How educators are informing the next generation with GBD research and tools

Published December 5, 2016

While decision-makers, researchers, and clinicians around the globe regularly use Global Burden of Disease (GBD) estimates to inform their work and set policy, educators are also finding value in incorporating this research and IHME resources into their curricula.

For example, the global studies class at Carrboro High School, in Carrboro, North Carolina, taught by Matthew Cone, begins its coursework by reading Epic Measures: One Doctor, Seven Billion Patients. The book, which tells the story of how IHME Director Christopher Murray and a global network of colleagues worked to produce the most accurate assessments of what causes death, disease, and disability in the world’s populations, sets the stage for the class’s exploration of global health and development.

In addition, using GBD data visualizations, Cone’s students are challenged to identify two countries similar in many ways but that have startling differences in health outcomes. The students then must develop theories about why the differences may exist, and to identify potential solutions for the country that was faring poorly. Cone’s students also had a question and answer session with Dr.
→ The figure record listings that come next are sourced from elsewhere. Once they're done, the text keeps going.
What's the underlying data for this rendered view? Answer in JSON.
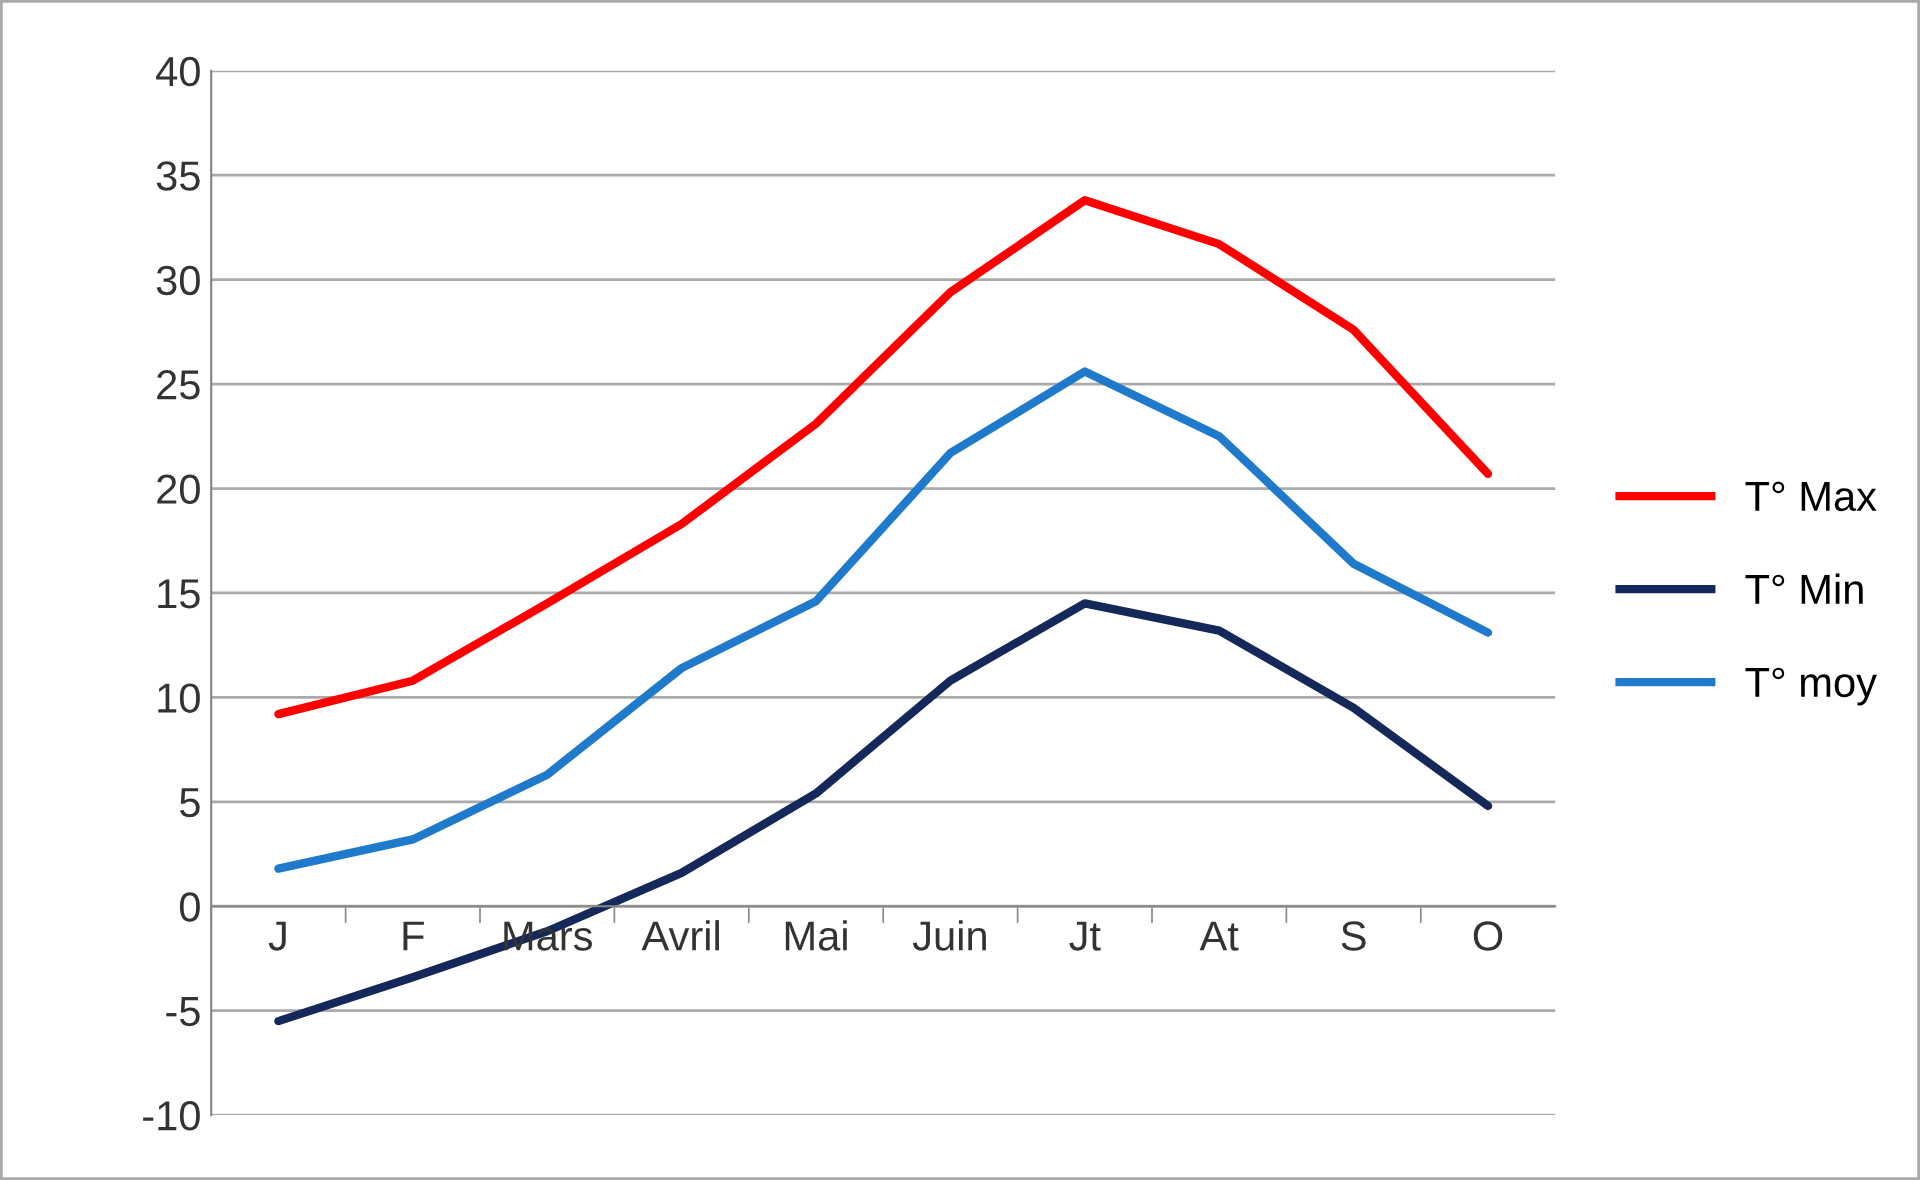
{
  "chart_data": {
    "type": "line",
    "categories": [
      "J",
      "F",
      "Mars",
      "Avril",
      "Mai",
      "Juin",
      "Jt",
      "At",
      "S",
      "O"
    ],
    "series": [
      {
        "name": "T° Max",
        "color": "#ff0000",
        "values": [
          9.2,
          10.8,
          14.5,
          18.3,
          23.1,
          29.4,
          33.8,
          31.7,
          27.6,
          20.7
        ]
      },
      {
        "name": "T° Min",
        "color": "#14285a",
        "values": [
          -5.5,
          -3.4,
          -1.2,
          1.6,
          5.4,
          10.8,
          14.5,
          13.2,
          9.5,
          4.8
        ]
      },
      {
        "name": "T° moy",
        "color": "#1f7acc",
        "values": [
          1.8,
          3.2,
          6.3,
          11.4,
          14.6,
          21.7,
          25.6,
          22.5,
          16.4,
          13.1
        ]
      }
    ],
    "ylim": [
      -10,
      40
    ],
    "yticks": [
      -10,
      -5,
      0,
      5,
      10,
      15,
      20,
      25,
      30,
      35,
      40
    ],
    "grid": "y",
    "legend": "right",
    "marker": "none",
    "line_style": "solid"
  }
}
Murray via videoconference in 2015.

“The goal for my students is to see a perspective beyond the classroom and their immediate environment,” said Cone.
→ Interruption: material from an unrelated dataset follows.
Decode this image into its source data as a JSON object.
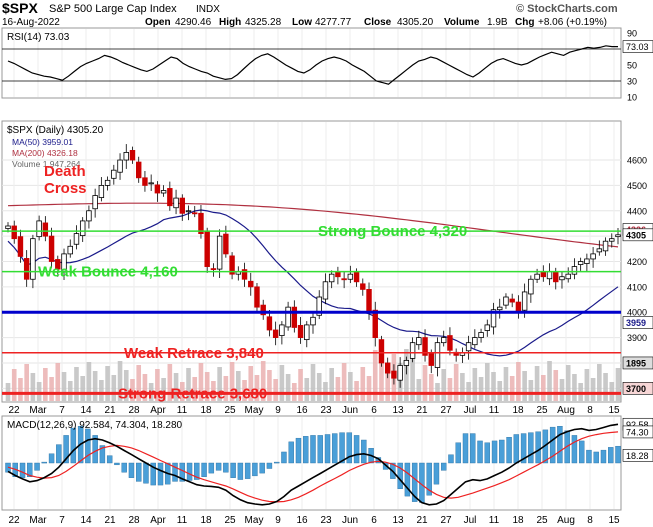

Across the country in San Diego, California, students earning a Master of Advanced Studies (MAS) degree in Health Policy and Law, a joint-degree offering from the University of California, San Diego and California Western School of Law, are challenged to learn fundamental principles and concepts of global health policy, law, and governance, in part through IHME’s research and tools.

Dr. Tim Mackey, Associate Director for the Health Policy and Law MAS program, employs IHME-coordinated research when teaching the evolution of global health financing and has designed a workshop using IHME data to characterize how global health organizations finance interventions, channel funding to them, and/or receive funding to implement them.

 

 

“IHME data is critical as it informs education, research, and the policy of global health,” said Mackey.
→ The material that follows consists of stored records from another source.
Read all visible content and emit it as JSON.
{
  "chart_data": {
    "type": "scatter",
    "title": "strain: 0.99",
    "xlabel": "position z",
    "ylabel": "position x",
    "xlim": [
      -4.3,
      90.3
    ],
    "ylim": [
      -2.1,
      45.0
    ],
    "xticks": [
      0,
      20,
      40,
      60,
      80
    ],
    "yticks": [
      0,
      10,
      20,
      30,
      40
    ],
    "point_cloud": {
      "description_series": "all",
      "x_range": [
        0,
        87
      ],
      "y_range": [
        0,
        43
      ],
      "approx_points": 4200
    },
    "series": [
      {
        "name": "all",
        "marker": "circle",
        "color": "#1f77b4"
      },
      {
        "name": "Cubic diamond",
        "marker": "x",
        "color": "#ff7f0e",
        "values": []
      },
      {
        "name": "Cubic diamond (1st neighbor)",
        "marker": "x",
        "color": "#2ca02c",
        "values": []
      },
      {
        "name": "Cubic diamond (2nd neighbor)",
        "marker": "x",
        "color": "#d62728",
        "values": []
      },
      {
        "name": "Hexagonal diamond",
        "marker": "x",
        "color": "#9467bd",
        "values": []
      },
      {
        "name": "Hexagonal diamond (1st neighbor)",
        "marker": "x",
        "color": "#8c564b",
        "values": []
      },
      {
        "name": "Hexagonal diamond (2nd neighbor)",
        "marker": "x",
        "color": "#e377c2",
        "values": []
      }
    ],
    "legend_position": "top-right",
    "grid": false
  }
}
And in Washington state, the Population Health course in the University of Washington's Master of Public Health Community-Oriented Public Health Practice (COPHP) program presents case studies that direct students to IHME’s research.

The COPHP program is exclusively taught using problem-based learning, an approach through which students learn by finding solutions to open-ended problems. To help students in their search for solutions, the faculty of the program point students in the direction of IHME's data visualization tools to make comparisons of life expectancy and infant mortality between various nations.

Students’ first problem-based learning case introduces them to the United States’ health status relative to other countries in the same sociodemographic group, while the second case focuses specifically on comparisons between the US and Canada. Another case in the Population Health course focuses on the first 1,000 days of life, the life course perspective, and maternal health. Faculty expect students will discover and read the most recent IHME publication on maternal mortality and use its data visualization tools to explore differences between countries.

IHME guest speakers visit student seminars for both first- and second-year students in the COPHP program, which focus on Burden of Disease during the first year and infectious disease epidemiology in the second.

In the eMPH course Global Societal Determinants of Health, UW Department of Health Services faculty A. Gita Krishnaswamy  and Stephen Bezruchka have their students participate in a "web ramble," which asks students to visit various places on the web that compare health outcomes across countries. The instructors direct students to IHME's data visualization tools and the GBD study as a whole.

“At the start of the course, we ask students to tell us where they go for public health data. They often mention the CDC and WHO, but not many are familiar with IHME or GBD, so we make sure to announce that IHME is a valid and reliable source of information, and also happens to be headquartered locally,” said Ms. Krishnaswamy, a Senior Lecturer in the Department of Health Services at the University of Washington School of Public Health.